Yesterday's Magazette

9 – My Comfort Cup

My Comfort Cup

By Beckie A. Miller

All of us surround ourselves in our lives and homes with things that are comforting.  Consciously, we may not always realize we are doing so, as I was only recently made aware of in my own life. I often drink my morning coffee in a Mason-jar cup. They are hard to find in the stores where I live in the big city and often I stock up on them on trips home to Kansas.

Inevitably my last cup broke the other morning. I almost cried and then berated myself for being so upset over such a little thing.  After all, I had dozens of regular coffee cups in the cabinet, though I always grabbed this particular one. I told myself it was not just any coffee cup but a Mason-jar cup! While it is not the most earth-shattering, negative experience in life, much soul-searching went into my thought processes in order to sort out the feelings of why I  wanted to drink only from this one.

My comfort cup, as I named it during this soul-searching, has a place in my hectic, fast paced life of big city living, although I have a small horse ranch within the city limits. It reminds me of  a gentler, slower, and old-fashioned era in my life. Quite simply, it takes me back to yesteryear — tree swings, front porches, wheat fields of Kansas, and grandparents — all are gone from my life now.  It also brings back memories of our large family holiday dinners and

picnics. Metropolitan city life does not always allow for these.  Living thousands of miles away through job transfers changed these things and of course, our family has grown older, grandparents and parents have died: times have changed.

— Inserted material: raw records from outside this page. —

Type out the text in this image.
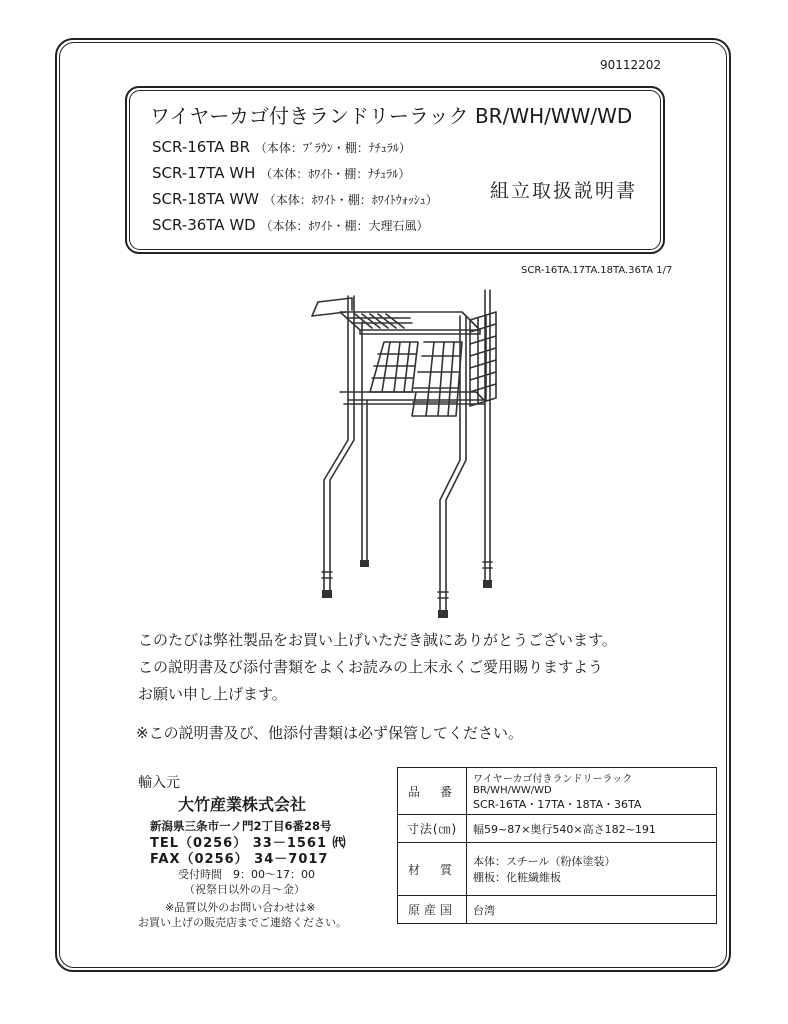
90112202
ワイヤーカゴ付きランドリーラック BR/WH/WW/WD
SCR-16TA BR （本体：ﾌﾞﾗｳﾝ・棚：ﾅﾁｭﾗﾙ）
SCR-17TA WH （本体：ﾎﾜｲﾄ・棚：ﾅﾁｭﾗﾙ）
SCR-18TA WW （本体：ﾎﾜｲﾄ・棚：ﾎﾜｲﾄｳｫｯｼｭ）
SCR-36TA WD （本体：ﾎﾜｲﾄ・棚：大理石風）
組立取扱説明書
SCR-16TA.17TA.18TA.36TA 1/7
このたびは弊社製品をお買い上げいただき誠にありがとうございます。
この説明書及び添付書類をよくお読みの上末永くご愛用賜りますよう
お願い申し上げます。
※この説明書及び、他添付書類は必ず保管してください。
輸入元
大竹産業株式会社
新潟県三条市一ノ門2丁目6番28号
TEL（0256） 33－1561 ㈹
FAX（0256） 34－7017
受付時間　9：00～17：00
（祝祭日以外の月～金）
※品質以外のお問い合わせは※
お買い上げの販売店までご連絡ください。
品　番	ワイヤーカゴ付きランドリーラック BR/WH/WW/WD
SCR-16TA・17TA・18TA・36TA

寸法(㎝)	幅59~87×奥行540×高さ182~191

材　質	本体：スチール（粉体塗装）
棚板：化粧繊維板

原産国	台湾
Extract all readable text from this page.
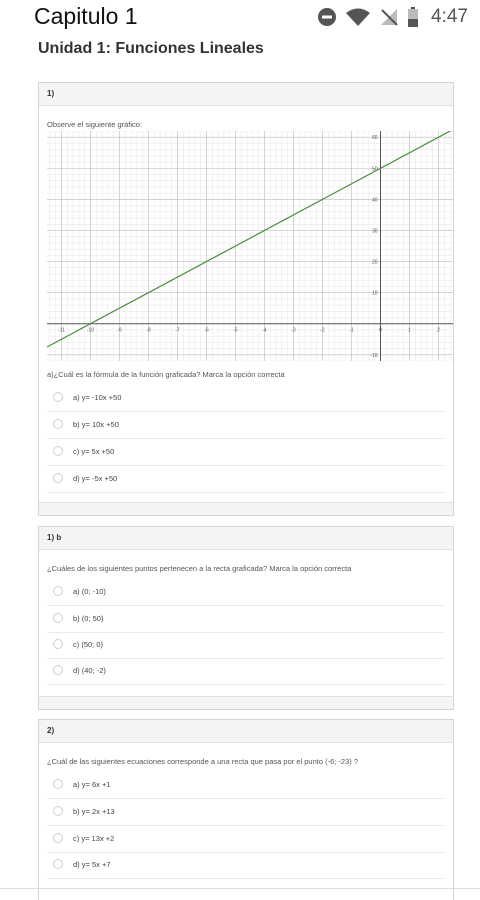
Capitulo 1	4:47
Unidad 1: Funciones Lineales
1)
Observe el siguiente gráfico:
-11	-10	-9	-8	-7	-6	-5	-4	-3	-2	-1	0	1	2
-10
10
20
30
40
50
60
a)¿Cuál es la fórmula de la función graficada? Marca la opción correcta
a) y= -10x +50
b) y= 10x +50
c) y= 5x +50
d) y= -5x +50
1) b
¿Cuáles de los siguientes puntos pertenecen a la recta graficada? Marca la opción correcta
a) (0; -10)
b) (0; 50)
c) (50; 0)
d) (40; -2)
2)
¿Cuál de las siguientes ecuaciones corresponde a una recta que pasa por el punto (-6; -23) ?
a) y= 6x +1
b) y= 2x +13
c) y= 13x +2
d) y= 5x +7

My comfort cup brings all of those I have lost back to me, as well as my eclectic potpourri of country decor and city sophistication in my home. The mix of sea shells in my bathroom, strawberries in my kitchen and my doll collection, with the modern computers, and big-screen television. I even entertain guests with my good china but serve their drinks in Mason-jars. (Picture that Emily Post!) My heart cries out for the old as I embrace and need the new in my attempts to reclaim the warmth of the past.

Each cup that breaks upsets me because when I search for another in the stores, I may not find one. Yes, my coffee would taste the same in any cup, but it would not be the same emotional hug that I receive each morning with my special comfort-decanter. The warm feeling of memories that remind me of past, special times and loved ones in my life – homes once shared and a gentler era of time in small town city life.

Those of us who traded rural life for the city could bring a little old-fashioned charm and comfort into the daily grind of our city living. It is a part of our heritage. After all, rural America is the image of ‘Mason jars’ not neccessarily apple pie?  Many of us have moved away from small-town America and that is progress and not all bad. What could be wrong though, with salvaging the hometown feel and blending it with city sophistication?

Simply bring some of the old traditions, our legacies from past generations, with us to the cities we now call home. In place of a regular coffee mug, try drinking from a Mason-jar cup. Grandma would be proud. And if everyone would start buying them the local stores would stock their shelves high, and I would not have to fret about finding another comfort cup to

receive my morning, comfort hug.

“Mom,” my oldest daughter whined from the kitchen. “Where is my “Taz” glass?”

“Did you check the dishwasher, hon?”

“It’s not there or in the sink,” she screamed, as I heard dishes rattling loudly as she searched.

“Use another glass.” I replied.  “After all, won’t any glass do?”

And this from a woman who cries over a broken coffee cup!